First of all, 20 seems to be a rational value due to practical constraints. As prisoners with short sentences get released sooner, the average remaining sentence of the prisoner population body is unlikely to be a small number, such as 5. Because human lifespan is limited, the center of the distribution should not be a very large number, such as 40, either.
Secondly, the simulation results suggest that, as shown in the figure above, the transition between existing data points and projection is rendered more naturally when $\mu [1994] = 20$. Although from a long-term perpective trajectories with $\mu [1994]$ less than 20 seem to converge very closely to the $\mu [1994] = 20$ trajectory, their transition from data to prediction seems very coerced. This is because in the modelling process, if the center of the distribution is under-estimated, but the cummulative distribution function has to satisfy $r [t] = F(1;\mu [t - 1],{\sigma ^2})p[t - 1]$, the algorithm will have to under-estimate the variance as well. The under-estimated variance can cause the algorithm to the release number in the projection stage, thus generating a surge in popultion.

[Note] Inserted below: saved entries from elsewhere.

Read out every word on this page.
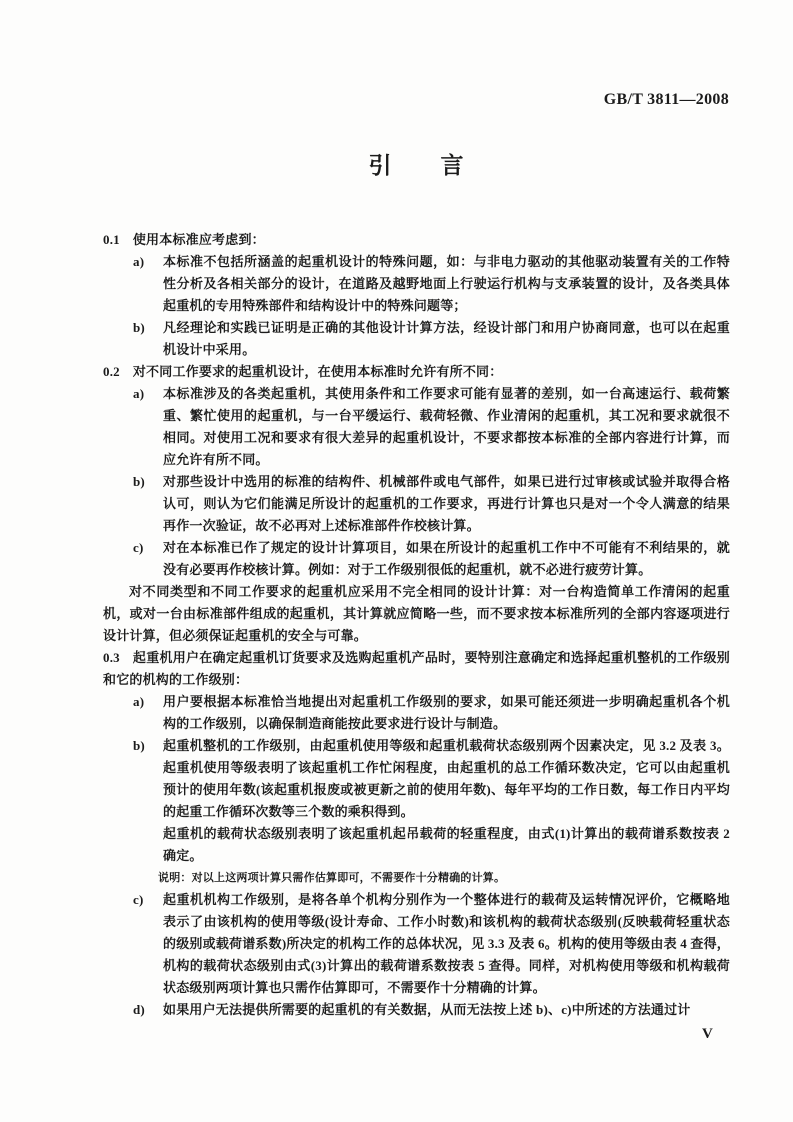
GB/T 3811—2008
引　　言
0.1 使用本标准应考虑到：
a) 本标准不包括所涵盖的起重机设计的特殊问题，如：与非电力驱动的其他驱动装置有关的工作特性分析及各相关部分的设计，在道路及越野地面上行驶运行机构与支承装置的设计，及各类具体起重机的专用特殊部件和结构设计中的特殊问题等；
b) 凡经理论和实践已证明是正确的其他设计计算方法，经设计部门和用户协商同意，也可以在起重机设计中采用。
0.2 对不同工作要求的起重机设计，在使用本标准时允许有所不同：
a) 本标准涉及的各类起重机，其使用条件和工作要求可能有显著的差别，如一台高速运行、载荷繁重、繁忙使用的起重机，与一台平缓运行、载荷轻微、作业清闲的起重机，其工况和要求就很不相同。对使用工况和要求有很大差异的起重机设计，不要求都按本标准的全部内容进行计算，而应允许有所不同。
b) 对那些设计中选用的标准的结构件、机械部件或电气部件，如果已进行过审核或试验并取得合格认可，则认为它们能满足所设计的起重机的工作要求，再进行计算也只是对一个令人满意的结果再作一次验证，故不必再对上述标准部件作校核计算。
c) 对在本标准已作了规定的设计计算项目，如果在所设计的起重机工作中不可能有不利结果的，就没有必要再作校核计算。例如：对于工作级别很低的起重机，就不必进行疲劳计算。
对不同类型和不同工作要求的起重机应采用不完全相同的设计计算：对一台构造简单工作清闲的起重机，或对一台由标准部件组成的起重机，其计算就应简略一些，而不要求按本标准所列的全部内容逐项进行设计计算，但必须保证起重机的安全与可靠。
0.3 起重机用户在确定起重机订货要求及选购起重机产品时，要特别注意确定和选择起重机整机的工作级别和它的机构的工作级别：
a) 用户要根据本标准恰当地提出对起重机工作级别的要求，如果可能还须进一步明确起重机各个机构的工作级别，以确保制造商能按此要求进行设计与制造。
b) 起重机整机的工作级别，由起重机使用等级和起重机载荷状态级别两个因素决定，见 3.2 及表 3。起重机使用等级表明了该起重机工作忙闲程度，由起重机的总工作循环数决定，它可以由起重机预计的使用年数(该起重机报废或被更新之前的使用年数)、每年平均的工作日数，每工作日内平均的起重工作循环次数等三个数的乘积得到。
起重机的载荷状态级别表明了该起重机起吊载荷的轻重程度，由式(1)计算出的载荷谱系数按表 2 确定。
说明：对以上这两项计算只需作估算即可，不需要作十分精确的计算。
c) 起重机机构工作级别，是将各单个机构分别作为一个整体进行的载荷及运转情况评价，它概略地表示了由该机构的使用等级(设计寿命、工作小时数)和该机构的载荷状态级别(反映载荷轻重状态的级别或载荷谱系数)所决定的机构工作的总体状况，见 3.3 及表 6。机构的使用等级由表 4 查得，机构的载荷状态级别由式(3)计算出的载荷谱系数按表 5 查得。同样，对机构使用等级和机构载荷状态级别两项计算也只需作估算即可，不需要作十分精确的计算。
d) 如果用户无法提供所需要的起重机的有关数据，从而无法按上述 b)、c)中所述的方法通过计
V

Future work should focus on collecting more data which would help build a more realistic model.
More research is needed to generate a reasonable guess of $\mu [1994]$ which can be backed by evidence. Currently, the simulation is based on many assumptions of normal distributions, especially the one that describes the remaining sentence of individual prisoners. If more survey is conducted, it might become possible to build a more faithful model for the distribution of remaining sentence, which can lead to more realistic projections of the release number.
It is also necessary to collect anual sentencing data of the newly admitted prisoners in each state. The reason is twofold. First, state-specific data provides more accuracy. Secondly, currently the lack of sufficient data makes it impossible to generalize a tendency of more lenient sentencing. If data from most states all indicate a similar pattern, it can support a model that predicts a gradually more lenient sentencing.